2. Introduction to demand and supply
What is demand?
Total quantity of a product or service that a consumer is willing to and able to buy
for a given price at a given time period.
What is supply?
Refers to the amount a given product or service that suppliers are willing to offer
consumers at a given price at a given time period.
4. Price of the commodity
The price of the commodity has an inverse relationship with the demand. As the
price falls the demand increases and vice versa. This is known as the law of
demand.
Example:
Apple iPhone sales have dropped in India by 42% in the Jan-March quarter of
2019 as compared to previous year quarter.
5. Price of Related Goods
There are two kinds of related goods namely:
a) Substitute Goods
b) Complimentary Goods
Substitute Goods are goods that can be used in place of one another.
In the case of substitute goods if the price of good X increases then the demand for good Y
increases.
Complimentary goods are goods that are used in conjunction with one another typically for greater
value.
In case of increase in price of good X, demand for good Y falls.
6. Example:
The demand for the Xiaomi phones are more as compared to its competitors like Samsung and
Realme as Xiaomi offers the same product with similar features at a comparatively lower cost.
Example:
If the price of printers increases then the demand for printers will decrease therefore resulting in
the decline in the demand for cartridges.
7. Expected Future Price
If the consumer expects the price of the product to rise in the coming future then
the demand for the product will increase in the present as there will be price hike
in the future.
In India there is a general tendency to wait for various festive occasions such as
Diwali where the prices of goods are expected to fall therefore people visit online
portals such as amazon and Flipkart around that time to make any electronic
purchases, therefore demand increases around those festive occasions.
8. Income of the consumer
There is a direct(positive) relationship between income of the consumer and the
general demand for a good.
Example:
Since the per capita income of the people in USA is greater than that of the
people in India hence, people there are able to afford more expensive products.
Therefore the demand for a brand like the Alienware laptop is greater in the USA.
9. Taste and preferences of Consumers
Tastes and preferences have a direct relation with the demand. If the tastes
change favorably towards a product then its demand increases and vice versa.
Example:
With the launch of any new iphone model, the earlier ones tend to go out of
fashion therefore, consumers preferences are no longer inclined towards them
thus resulting in a decrease in demand.
10. Distribution of Income
Equal distribution of income results in higher demand for a particular product as
the purchasing power of such an economy will be higher.
Example:
In India there is unequal distribution of income. As per estimates the richest 1% of
Indians own 58.4% of the total wealth. Due to this a large proportion of the
population is unable to afford expensive tablets like the various iphone tablets
and phones.
12. Price of product
As per the law of supply if the price of the product increases then there is a
subsequent increase in it’s supply as well, other factors remaining constant and
vice versa.
13. Input Price
Fall in input price reduces the cost of production therefore increasing profit
margin thereby encouraging suppliers to increase supply.
Example:
Reduction in the cost of compressor in a fridge will reduce the overall
manufacturing cost of one unit thereby potrntially increasing the number of units
supplied.
14. Size of Market
Large scale production will reduce the per unit cost of production therefore once
again increasing the profit margin of a producer. This also allows him to sell his
product to a large number of consumers thus the producer will be able to increase
his supply.
Example:
Brands like HP, Lenovo and Apple find the market size of india to be large and
therefore market their products here.
15. Factor prices and their availability
Largely classified into land, labor, capital and entrepreneur.

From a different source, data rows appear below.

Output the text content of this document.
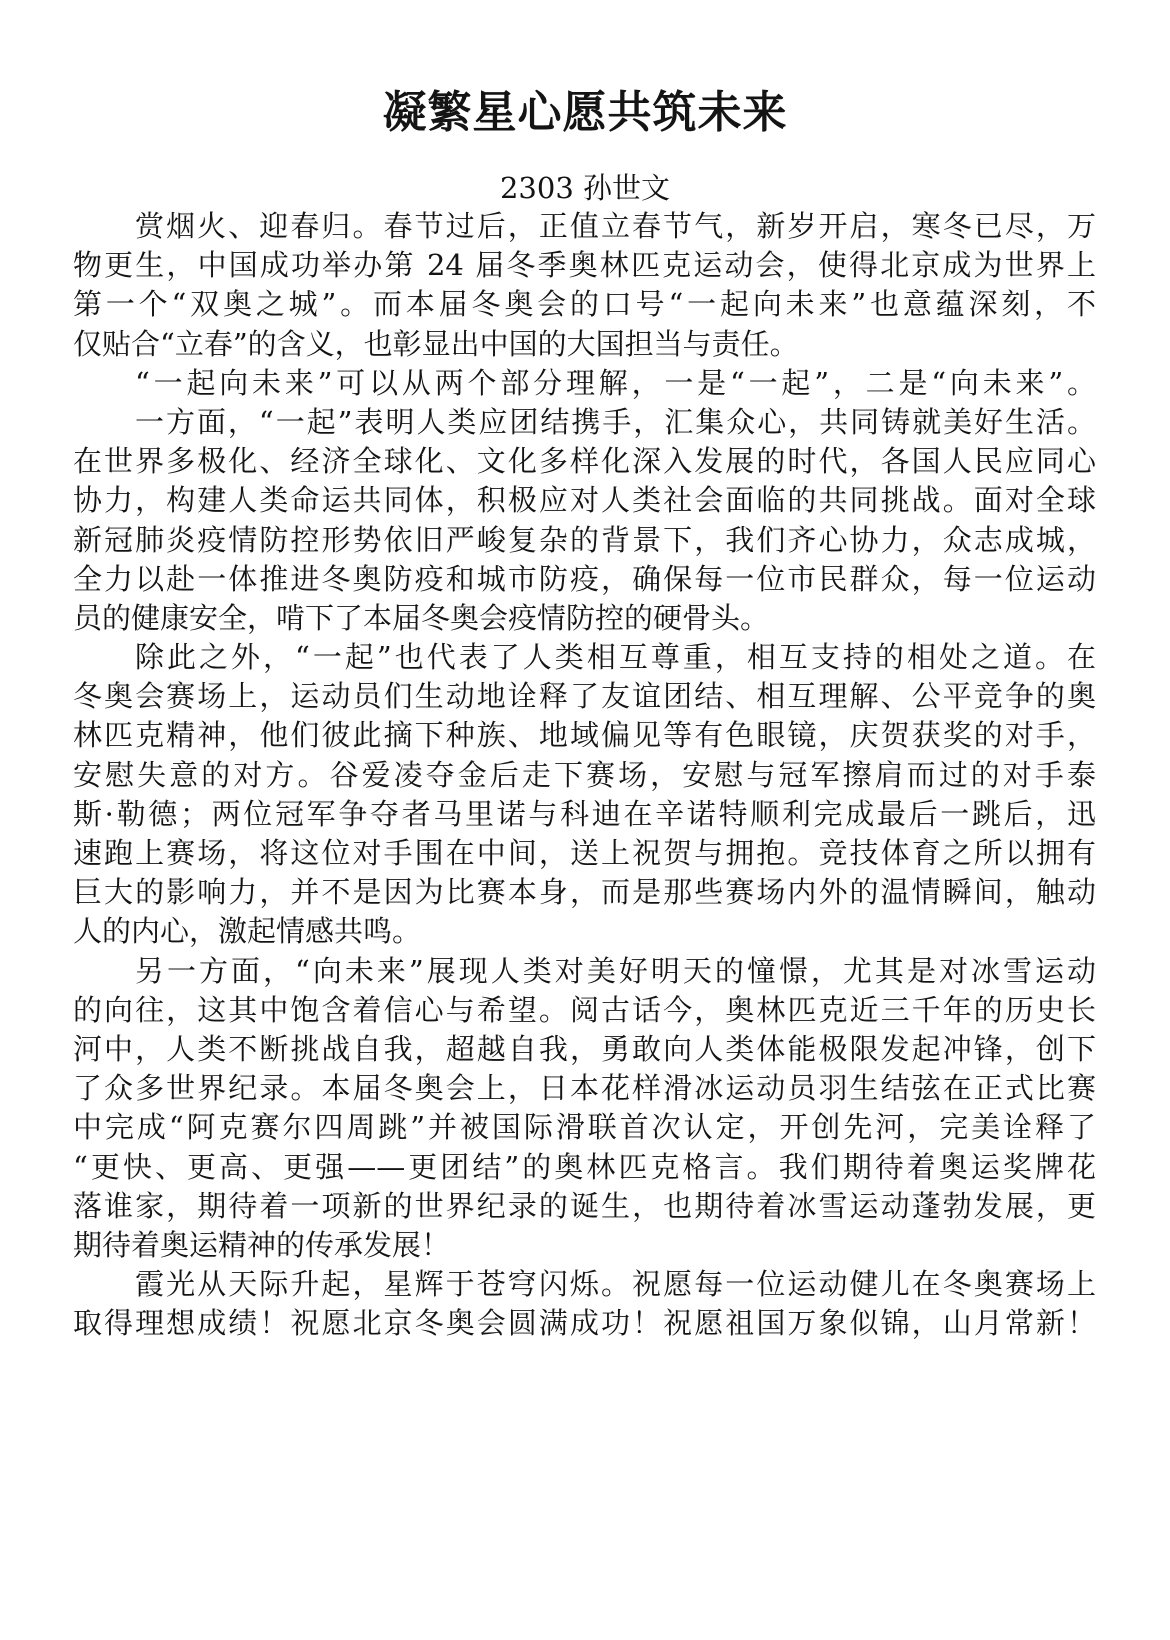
凝繁星心愿共筑未来
2303 孙世文
赏烟火、迎春归。春节过后，正值立春节气，新岁开启，寒冬已尽，万
物更生，中国成功举办第 24 届冬季奥林匹克运动会，使得北京成为世界上
第一个“双奥之城”。而本届冬奥会的口号“一起向未来”也意蕴深刻，不
仅贴合“立春”的含义，也彰显出中国的大国担当与责任。
“一起向未来”可以从两个部分理解，一是“一起”，二是“向未来”。
一方面，“一起”表明人类应团结携手，汇集众心，共同铸就美好生活。
在世界多极化、经济全球化、文化多样化深入发展的时代，各国人民应同心
协力，构建人类命运共同体，积极应对人类社会面临的共同挑战。面对全球
新冠肺炎疫情防控形势依旧严峻复杂的背景下，我们齐心协力，众志成城，
全力以赴一体推进冬奥防疫和城市防疫，确保每一位市民群众，每一位运动
员的健康安全，啃下了本届冬奥会疫情防控的硬骨头。
除此之外，“一起”也代表了人类相互尊重，相互支持的相处之道。在
冬奥会赛场上，运动员们生动地诠释了友谊团结、相互理解、公平竞争的奥
林匹克精神，他们彼此摘下种族、地域偏见等有色眼镜，庆贺获奖的对手，
安慰失意的对方。谷爱凌夺金后走下赛场，安慰与冠军擦肩而过的对手泰
斯·勒德；两位冠军争夺者马里诺与科迪在辛诺特顺利完成最后一跳后，迅
速跑上赛场，将这位对手围在中间，送上祝贺与拥抱。竞技体育之所以拥有
巨大的影响力，并不是因为比赛本身，而是那些赛场内外的温情瞬间，触动
人的内心，激起情感共鸣。
另一方面，“向未来”展现人类对美好明天的憧憬，尤其是对冰雪运动
的向往，这其中饱含着信心与希望。阅古话今，奥林匹克近三千年的历史长
河中，人类不断挑战自我，超越自我，勇敢向人类体能极限发起冲锋，创下
了众多世界纪录。本届冬奥会上，日本花样滑冰运动员羽生结弦在正式比赛
中完成“阿克赛尔四周跳”并被国际滑联首次认定，开创先河，完美诠释了
“更快、更高、更强——更团结”的奥林匹克格言。我们期待着奥运奖牌花
落谁家，期待着一项新的世界纪录的诞生，也期待着冰雪运动蓬勃发展，更
期待着奥运精神的传承发展！
霞光从天际升起，星辉于苍穹闪烁。祝愿每一位运动健儿在冬奥赛场上
取得理想成绩！祝愿北京冬奥会圆满成功！祝愿祖国万象似锦，山月常新！
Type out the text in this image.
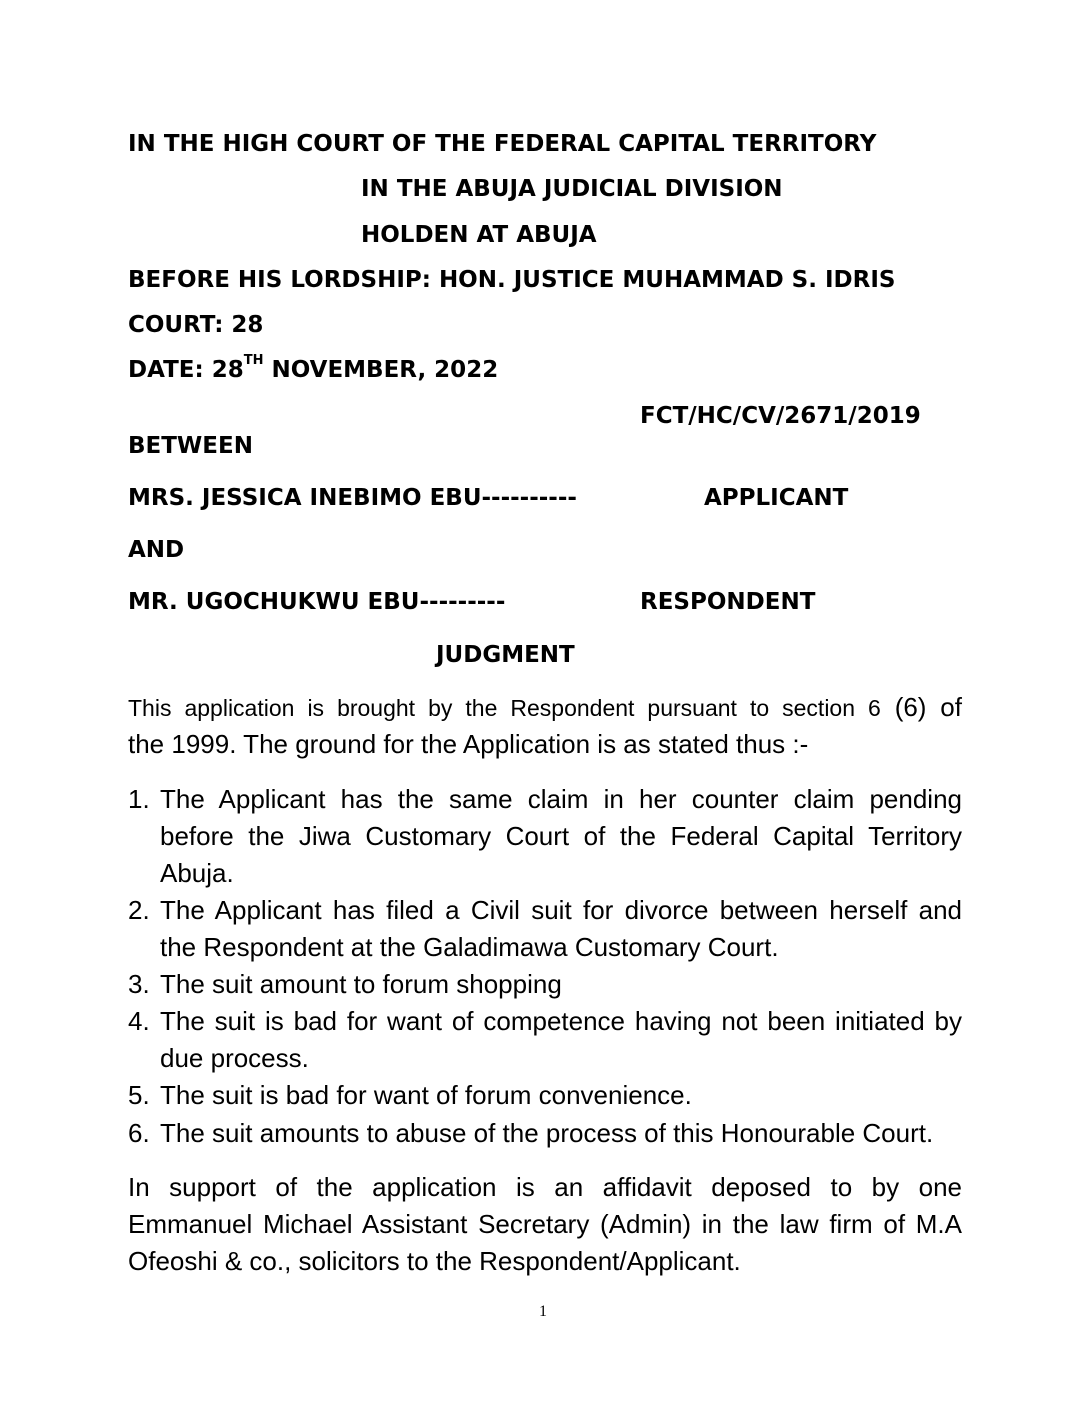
IN THE HIGH COURT OF THE FEDERAL CAPITAL TERRITORY
IN THE ABUJA JUDICIAL DIVISION
HOLDEN AT ABUJA
BEFORE HIS LORDSHIP: HON. JUSTICE MUHAMMAD S. IDRIS
COURT: 28
DATE: 28TH NOVEMBER, 2022
FCT/HC/CV/2671/2019
BETWEEN
MRS. JESSICA INEBIMO EBU----------	APPLICANT
AND
MR. UGOCHUKWU EBU---------	RESPONDENT
JUDGMENT
This application is brought by the Respondent pursuant to section 6 (6) of
the 1999. The ground for the Application is as stated thus :-
1. The Applicant has the same claim in her counter claim pending
before the Jiwa Customary Court of the Federal Capital Territory
Abuja.
2. The Applicant has filed a Civil suit for divorce between herself and
the Respondent at the Galadimawa Customary Court.
3. The suit amount to forum shopping
4. The suit is bad for want of competence having not been initiated by
due process.
5. The suit is bad for want of forum convenience.
6. The suit amounts to abuse of the process of this Honourable Court.
In support of the application is an affidavit deposed to by one
Emmanuel Michael Assistant Secretary (Admin) in the law firm of M.A
Ofeoshi & co., solicitors to the Respondent/Applicant.
1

Easy availability of all factors at relatively cheap prices will help in reducing the
cost of production.
Example:
Apple does the assembling of its products in China due to cheap labour costs as
compared to those in the USA. This helps in producing more and thereby
supplying more.
16. Government Policies
Different fiscal and industrial policies have a great impact on the overall supply of
a product.
Example:
The price of a particular model of Godrej washing machine increased from 23,570
rupees to 24,737 rupees after the enrollment of GST in July 2017 where it was
initially placed under the 28% tax slab. The tax on the same has now been reduced
to 18%.
An increase in taxes leads to increase cost of production thus reduced supply.